On Monday, Return Path rolled out a service designed to give marketers more control over this process. “Domain Assurance” is an e-mail authentication service designed to prevent phishing or spoofing e-mail from reaching the inbox. The service conducts a companywide e-mail domain audit to ensure each sender within the company – whether mailing transactional, marketing or corporate e-mail – is authenticated. These “authenticated” domain names then go into a registry that the Internet service providers (ISPs) and other e-mail inbox providers can access to determine whether the e-mail headed to your inbox is coming from the company it says it is. If anything looks remiss, i.e., the domain name is incorrect, the service provider can block the e-mail from the intended victim’s inbox.
The service, which Return Path first debuted in beta last June, also provides clients with alerts about fraudulent e-mails and other e-mail intelligence on phishing and other scams related to their domain.
“We’re using it to instill trust in our card holders, and if people trust our messages they’re more likely to take an action,” said Nathan Fehler, e-mail marketing manger at prepaid debit card issuer NetSpend, a Domain Assurance user. “It alerts you to internal set up challenges or issues, as well as external threats.”
Financial services companies can be particularly prone to such e-mail phishing scams, noted Sam Masiello, Return Path’s general manager and chief security officer who joined the company this month from McAfee. However, interest in Domain Assurance has come from a swath of industries, he said, including daily deal sites, large gaming companies and large hotel companies.
“Phishing and spoofing is a huge problem,” he said. “It can cause huge damage to a brand’s reputation.”
Return Path also said Google is working with the program, in addition to Yahoo, Tucows and Cloudmark.

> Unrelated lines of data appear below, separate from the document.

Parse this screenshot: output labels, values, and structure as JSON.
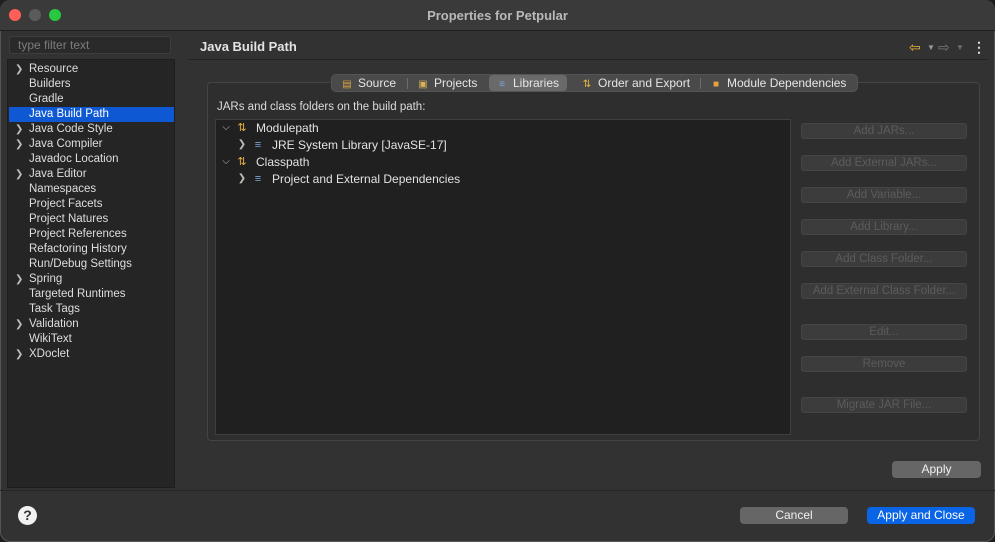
{
  "window": {
    "title": "Properties for Petpular"
  },
  "filter": {
    "placeholder": "type filter text"
  },
  "nav": {
    "items": [
      {
        "label": "Resource",
        "expandable": true
      },
      {
        "label": "Builders",
        "expandable": false
      },
      {
        "label": "Gradle",
        "expandable": false
      },
      {
        "label": "Java Build Path",
        "expandable": false,
        "selected": true
      },
      {
        "label": "Java Code Style",
        "expandable": true
      },
      {
        "label": "Java Compiler",
        "expandable": true
      },
      {
        "label": "Javadoc Location",
        "expandable": false
      },
      {
        "label": "Java Editor",
        "expandable": true
      },
      {
        "label": "Namespaces",
        "expandable": false
      },
      {
        "label": "Project Facets",
        "expandable": false
      },
      {
        "label": "Project Natures",
        "expandable": false
      },
      {
        "label": "Project References",
        "expandable": false
      },
      {
        "label": "Refactoring History",
        "expandable": false
      },
      {
        "label": "Run/Debug Settings",
        "expandable": false
      },
      {
        "label": "Spring",
        "expandable": true
      },
      {
        "label": "Targeted Runtimes",
        "expandable": false
      },
      {
        "label": "Task Tags",
        "expandable": false
      },
      {
        "label": "Validation",
        "expandable": true
      },
      {
        "label": "WikiText",
        "expandable": false
      },
      {
        "label": "XDoclet",
        "expandable": true
      }
    ]
  },
  "page": {
    "title": "Java Build Path"
  },
  "tabs": [
    {
      "label": "Source",
      "icon": "source-folder-icon"
    },
    {
      "label": "Projects",
      "icon": "folder-icon"
    },
    {
      "label": "Libraries",
      "icon": "library-icon",
      "active": true
    },
    {
      "label": "Order and Export",
      "icon": "order-arrows-icon"
    },
    {
      "label": "Module Dependencies",
      "icon": "module-icon"
    }
  ],
  "build_path": {
    "label": "JARs and class folders on the build path:",
    "tree": [
      {
        "label": "Modulepath",
        "expanded": true,
        "icon": "modulepath-icon"
      },
      {
        "label": "JRE System Library [JavaSE-17]",
        "expanded": false,
        "icon": "library-icon"
      },
      {
        "label": "Classpath",
        "expanded": true,
        "icon": "classpath-icon"
      },
      {
        "label": "Project and External Dependencies",
        "expanded": false,
        "icon": "library-icon"
      }
    ]
  },
  "side_buttons": [
    {
      "label": "Add JARs...",
      "enabled": false
    },
    {
      "label": "Add External JARs...",
      "enabled": false
    },
    {
      "label": "Add Variable...",
      "enabled": false
    },
    {
      "label": "Add Library...",
      "enabled": false
    },
    {
      "label": "Add Class Folder...",
      "enabled": false
    },
    {
      "label": "Add External Class Folder...",
      "enabled": false
    },
    {
      "label": "Edit...",
      "enabled": false
    },
    {
      "label": "Remove",
      "enabled": false
    },
    {
      "label": "Migrate JAR File...",
      "enabled": false
    }
  ],
  "footer": {
    "apply_label": "Apply",
    "cancel_label": "Cancel",
    "apply_close_label": "Apply and Close",
    "help_symbol": "?"
  },
  "colors": {
    "accent": "#0a64e6",
    "selection": "#0e59d3",
    "window_bg": "#323232"
  }
}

Fehler pointed out that the task of blocking fraudulent e-mail typically sits with the ISP, but NetSpend has additional protections in place through Domain Assurance.
“The ISPs are supposed to be doing this on their own,” he said. “They should be doing this, but a lot of it is falling through.”
Anne Mitchell, CEO and president of the Institute for Social Internet Public Policy (ISIPP), which offers e-mail accreditation services through its SuretyMail, suggested NetSpend might be in the minority when it comes to taking its e-mail marketing to this level of assurance.
“The people who care about the actual authentication of sending systems, it’s not the marketers that care about that, it’s the receivers,” she said. “That’s because they’re the ones being deluged with this incoming e-mail and they need a way to quickly differentiate, to triage, ‘Which ones should we pay attention to?’”
SuretyMail authenticates its customers’ e-mail in a three-step process whereby the provider can look for the domain name and its corresponding IP address, as well as an IP address embedded in the e-mail’s sending header. It works with “all the major ISPs,” according to Mitchell.
“So someone can spoof one of those things but not all three of those,” she added. “It’s a system of checks and balances.”